I’m not responsible for your kids learning new words if you don’t tell me I’m on speakerphone.
Ludacris: put your money where your mouth is
CDC: please don’t
At my funeral I won’t need a coffin. I will be cremated from the neck down and my head will be on a stick. If you want to say anything about me you have to hold my head stick
[superman saves a kid by stopping a train mid track]
reporter: you just saved the kid by using your super strength to stop the train.
superman: yes, yes I did.
reporter: couldn’t you just have used super speed instead and moved the kid out of the way?
superman:
reporter:
My doctor is always whispering to me something about not sticking Q tips in my ears. I need a louder doctor
me: do you serve crabs here?
waiter: yes, we do
my crab: *taking off his jacket* finally
I made a bacon sandwich this morning then managed to drop it on my white t-shirt. Luckily nobody was using the washing machine. That’s where I keep my emergency bacon.

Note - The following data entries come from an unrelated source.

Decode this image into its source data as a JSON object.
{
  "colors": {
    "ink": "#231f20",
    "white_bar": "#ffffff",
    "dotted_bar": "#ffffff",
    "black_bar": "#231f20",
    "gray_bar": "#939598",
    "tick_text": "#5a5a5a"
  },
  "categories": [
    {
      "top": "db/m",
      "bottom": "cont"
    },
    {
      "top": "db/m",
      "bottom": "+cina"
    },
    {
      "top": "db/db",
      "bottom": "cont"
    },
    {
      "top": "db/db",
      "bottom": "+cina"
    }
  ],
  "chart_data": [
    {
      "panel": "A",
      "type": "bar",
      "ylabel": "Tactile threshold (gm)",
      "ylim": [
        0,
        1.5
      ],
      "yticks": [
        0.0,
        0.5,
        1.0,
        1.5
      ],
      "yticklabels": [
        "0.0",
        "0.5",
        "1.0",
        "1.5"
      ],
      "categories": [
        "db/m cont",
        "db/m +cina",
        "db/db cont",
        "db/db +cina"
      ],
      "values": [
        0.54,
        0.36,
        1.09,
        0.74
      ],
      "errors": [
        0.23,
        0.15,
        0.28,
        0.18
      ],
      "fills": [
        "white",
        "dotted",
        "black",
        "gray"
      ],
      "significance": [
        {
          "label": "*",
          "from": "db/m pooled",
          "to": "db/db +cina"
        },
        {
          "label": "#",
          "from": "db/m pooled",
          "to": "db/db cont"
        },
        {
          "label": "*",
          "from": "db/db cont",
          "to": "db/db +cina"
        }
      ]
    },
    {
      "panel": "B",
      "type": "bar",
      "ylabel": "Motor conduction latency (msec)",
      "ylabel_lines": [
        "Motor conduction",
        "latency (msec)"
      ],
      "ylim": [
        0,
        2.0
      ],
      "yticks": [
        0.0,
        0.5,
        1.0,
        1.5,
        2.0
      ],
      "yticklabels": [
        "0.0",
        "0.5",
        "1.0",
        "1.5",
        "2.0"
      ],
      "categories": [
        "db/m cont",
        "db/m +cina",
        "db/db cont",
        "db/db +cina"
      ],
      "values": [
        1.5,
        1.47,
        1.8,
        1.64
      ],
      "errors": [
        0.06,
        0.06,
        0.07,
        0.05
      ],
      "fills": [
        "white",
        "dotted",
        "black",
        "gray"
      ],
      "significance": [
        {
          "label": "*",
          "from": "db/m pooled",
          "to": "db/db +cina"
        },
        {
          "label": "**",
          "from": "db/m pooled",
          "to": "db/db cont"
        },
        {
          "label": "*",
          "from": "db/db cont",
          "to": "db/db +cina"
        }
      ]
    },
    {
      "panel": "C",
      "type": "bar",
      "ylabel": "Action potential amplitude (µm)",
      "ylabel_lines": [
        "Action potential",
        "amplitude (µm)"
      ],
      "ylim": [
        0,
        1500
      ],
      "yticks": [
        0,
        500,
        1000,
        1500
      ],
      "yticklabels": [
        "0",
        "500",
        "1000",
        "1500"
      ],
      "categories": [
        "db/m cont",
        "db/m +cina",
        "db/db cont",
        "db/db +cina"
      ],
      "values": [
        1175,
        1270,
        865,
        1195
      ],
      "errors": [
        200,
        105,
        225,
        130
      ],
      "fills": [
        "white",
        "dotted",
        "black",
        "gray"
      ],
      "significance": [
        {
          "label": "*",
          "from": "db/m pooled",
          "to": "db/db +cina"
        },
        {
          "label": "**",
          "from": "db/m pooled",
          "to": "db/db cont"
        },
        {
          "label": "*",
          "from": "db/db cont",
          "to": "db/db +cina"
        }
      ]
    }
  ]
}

I can walk up to any dog, rub its butt and make a friend. That trick only works about half the time on people.
This documentary says Barbie has had over 300 illustrious careers. And only one boyfriend.
You can just call me Opposite Barbie.
The year is 2027. Voice to text is flawless. A young child points at a bird and says, “Duck”. His mother slaps him.
God: you’re a penguin.
Penguin: actually I’m a spy.
God: uh no you aren’t.
Penguin: then why am I wearing this tux?
God: that’s just what you look like.
Penguin: that’s exactly what a spy would say.
God:
Penguin: isn’t that right…00Heaven.
MAGICIAN: *pulls a rabbit out of a hat*
ME [a one upper]: *reaches over and pulls a hat out of the rabbit*
MAGICIAN: holy shit
I just spent 20 minutes at the store choosing the best food with only organic ingredients for my dog, then took my kids to Burger King.
Starting a diet is a lot like starting a lawn mower, you struggle and sweat and end up on the couch eating ice cream with your shirt off.
Kids only want one thing and it’s to play with whatever their sibling is playing with
it’s ok earthquake, i’m only a 4.8 in new york too
Me: *all four burners going, two pots boiling over, oven beeping, being burned by grease splatter*
8yo: Mom!! You’re not even watching my cartwheel!
Wife – You ate all of the Reeses eggs?
Me – You left them out in the open on the top shelf under the shirts in the back of the closet.
What you call “Brunch” I call “Breakfast for Alcoholics.”
If I wear a wizard hat and robe to my cousin’s wedding this weekend, I bet no one asks me if I’m next.
Some creepy guy with a mustache is running on the treadmill next to me at the gym…never mind, it’s a mirror.
Mornin
I make sure my husband thinks about me during the workday by packing him a sandwich that also falls apart for no reason.
According to my neighbor’s rooster, it’s 5am now.
Also according to my neighbor’s rooster, we’re having fried chicken for dinner tomorrow.
Raggedy Andy knew he was becoming a man when he noticed yarn where there wasn’t yarn before.
marriage counselor: you can’t run away from your problems
me: [leans forward, whispering] what if she gave me a head start
wife: I can hear u
Probably the worst thing you can do to a person is leave them a voicemail.